A government agency insists it won’t abandon logging plans despite protests in Cherryville.
Road construction contractors backed off initiating work Thursday after they were met by about 55 people opposed to the project on Cherry Ridge.
“Flat-out no,” said Colin Johnston, B.C. Timber Sales woodlands supervisor, when asked if the agency may completely scrap logging because of the protesters who claim logging could cause landslides.
“It’s not in the interest of BCTS to do that.”
However, the prospect of further public demonstrations has BCTS reviewing its next steps.
“It will take us a few days to review the options and decide where to go. There are lots of options to consider,” said Johnston.

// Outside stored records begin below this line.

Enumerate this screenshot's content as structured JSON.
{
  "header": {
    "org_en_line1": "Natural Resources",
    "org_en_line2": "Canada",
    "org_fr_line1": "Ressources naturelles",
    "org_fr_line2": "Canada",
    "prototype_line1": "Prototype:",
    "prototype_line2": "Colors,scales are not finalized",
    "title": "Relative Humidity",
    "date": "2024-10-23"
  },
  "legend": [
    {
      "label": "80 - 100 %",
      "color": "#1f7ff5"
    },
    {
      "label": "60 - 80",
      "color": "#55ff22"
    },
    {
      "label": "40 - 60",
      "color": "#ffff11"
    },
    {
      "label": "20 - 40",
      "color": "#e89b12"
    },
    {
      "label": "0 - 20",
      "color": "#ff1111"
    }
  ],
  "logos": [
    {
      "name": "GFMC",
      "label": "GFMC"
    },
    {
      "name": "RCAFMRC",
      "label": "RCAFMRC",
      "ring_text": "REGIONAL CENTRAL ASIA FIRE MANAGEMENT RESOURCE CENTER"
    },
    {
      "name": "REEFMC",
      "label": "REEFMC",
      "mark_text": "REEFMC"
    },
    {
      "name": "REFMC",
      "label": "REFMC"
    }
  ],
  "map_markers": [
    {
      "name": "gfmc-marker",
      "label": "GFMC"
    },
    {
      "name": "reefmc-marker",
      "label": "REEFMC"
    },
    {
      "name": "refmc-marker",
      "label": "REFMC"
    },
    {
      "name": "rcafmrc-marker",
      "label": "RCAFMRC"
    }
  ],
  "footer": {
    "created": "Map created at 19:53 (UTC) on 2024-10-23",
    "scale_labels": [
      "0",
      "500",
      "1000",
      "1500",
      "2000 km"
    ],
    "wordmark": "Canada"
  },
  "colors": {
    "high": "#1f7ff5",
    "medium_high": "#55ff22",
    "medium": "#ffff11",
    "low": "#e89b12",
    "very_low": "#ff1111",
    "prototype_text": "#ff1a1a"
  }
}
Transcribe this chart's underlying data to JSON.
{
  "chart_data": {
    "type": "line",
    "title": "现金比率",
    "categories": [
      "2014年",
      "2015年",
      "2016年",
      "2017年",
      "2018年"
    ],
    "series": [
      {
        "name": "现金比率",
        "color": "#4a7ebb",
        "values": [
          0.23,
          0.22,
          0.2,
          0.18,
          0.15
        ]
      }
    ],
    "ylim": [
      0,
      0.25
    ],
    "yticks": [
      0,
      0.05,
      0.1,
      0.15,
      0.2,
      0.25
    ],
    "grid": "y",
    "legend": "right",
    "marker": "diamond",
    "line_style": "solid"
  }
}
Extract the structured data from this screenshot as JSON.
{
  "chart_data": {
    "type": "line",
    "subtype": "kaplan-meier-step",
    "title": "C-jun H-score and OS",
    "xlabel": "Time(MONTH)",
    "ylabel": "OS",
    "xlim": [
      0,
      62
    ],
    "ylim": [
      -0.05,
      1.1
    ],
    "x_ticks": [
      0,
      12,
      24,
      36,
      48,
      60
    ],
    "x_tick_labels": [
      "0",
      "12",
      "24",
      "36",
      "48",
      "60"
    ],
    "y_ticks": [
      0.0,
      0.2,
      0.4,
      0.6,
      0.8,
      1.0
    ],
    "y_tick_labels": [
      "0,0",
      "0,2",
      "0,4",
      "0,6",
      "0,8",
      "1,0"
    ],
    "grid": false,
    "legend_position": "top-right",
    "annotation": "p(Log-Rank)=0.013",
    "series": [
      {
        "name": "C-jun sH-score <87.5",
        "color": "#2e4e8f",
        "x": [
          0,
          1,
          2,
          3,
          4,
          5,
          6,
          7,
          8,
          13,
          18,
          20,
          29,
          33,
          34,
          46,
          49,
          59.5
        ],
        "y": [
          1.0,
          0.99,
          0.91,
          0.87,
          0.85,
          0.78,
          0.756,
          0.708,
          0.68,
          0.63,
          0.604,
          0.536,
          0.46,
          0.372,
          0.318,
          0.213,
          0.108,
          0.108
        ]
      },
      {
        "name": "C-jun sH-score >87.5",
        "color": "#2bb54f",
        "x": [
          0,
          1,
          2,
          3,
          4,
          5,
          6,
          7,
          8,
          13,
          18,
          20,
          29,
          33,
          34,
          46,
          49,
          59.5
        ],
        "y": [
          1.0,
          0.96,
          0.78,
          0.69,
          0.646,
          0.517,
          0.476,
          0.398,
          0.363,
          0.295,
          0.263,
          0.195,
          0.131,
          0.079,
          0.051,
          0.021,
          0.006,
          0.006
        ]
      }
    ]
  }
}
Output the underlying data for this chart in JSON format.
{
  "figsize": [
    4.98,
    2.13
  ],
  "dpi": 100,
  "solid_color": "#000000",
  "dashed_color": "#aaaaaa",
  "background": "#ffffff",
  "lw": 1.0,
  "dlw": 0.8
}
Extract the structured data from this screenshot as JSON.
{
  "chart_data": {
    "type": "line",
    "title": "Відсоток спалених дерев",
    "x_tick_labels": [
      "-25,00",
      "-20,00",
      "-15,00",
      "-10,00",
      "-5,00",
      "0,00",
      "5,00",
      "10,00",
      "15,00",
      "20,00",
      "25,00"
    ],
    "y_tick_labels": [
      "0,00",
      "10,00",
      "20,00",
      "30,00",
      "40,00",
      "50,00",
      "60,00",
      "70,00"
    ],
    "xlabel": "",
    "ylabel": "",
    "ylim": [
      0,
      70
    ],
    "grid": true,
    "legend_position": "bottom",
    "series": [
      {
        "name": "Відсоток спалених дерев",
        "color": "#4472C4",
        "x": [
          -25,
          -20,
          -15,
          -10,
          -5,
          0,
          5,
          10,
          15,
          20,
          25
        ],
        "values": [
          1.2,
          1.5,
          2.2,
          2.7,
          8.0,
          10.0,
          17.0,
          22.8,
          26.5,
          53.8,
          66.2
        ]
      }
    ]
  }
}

One possibility is possibly sitting down with Cherryville residents to find some middle ground on the issue.
“If we can see a pathway that makes sense and meets both sides’ objectives, we’d be willing to go there. Communication is the best option,” said Johnston.
However, residents have accused BCTS of not consulting with them fully and proceeding with the road although the Regional District of North Okanagan is looking at proceeding with a risk assessment of the slope.
“We want to get a hold of (MLA) Eric Foster and if he’s heard from the forests minister yet. I hope they hold off on the road until we do the study,” said Eugene Foisy, RDNO director for Cherryville.
“There’s no point spending tax money on a study if they’re going ahead with it (road) any how.”
BCTS has stated that there has been dialogue with the community and Cherry Ridge has long been identified as a working forest.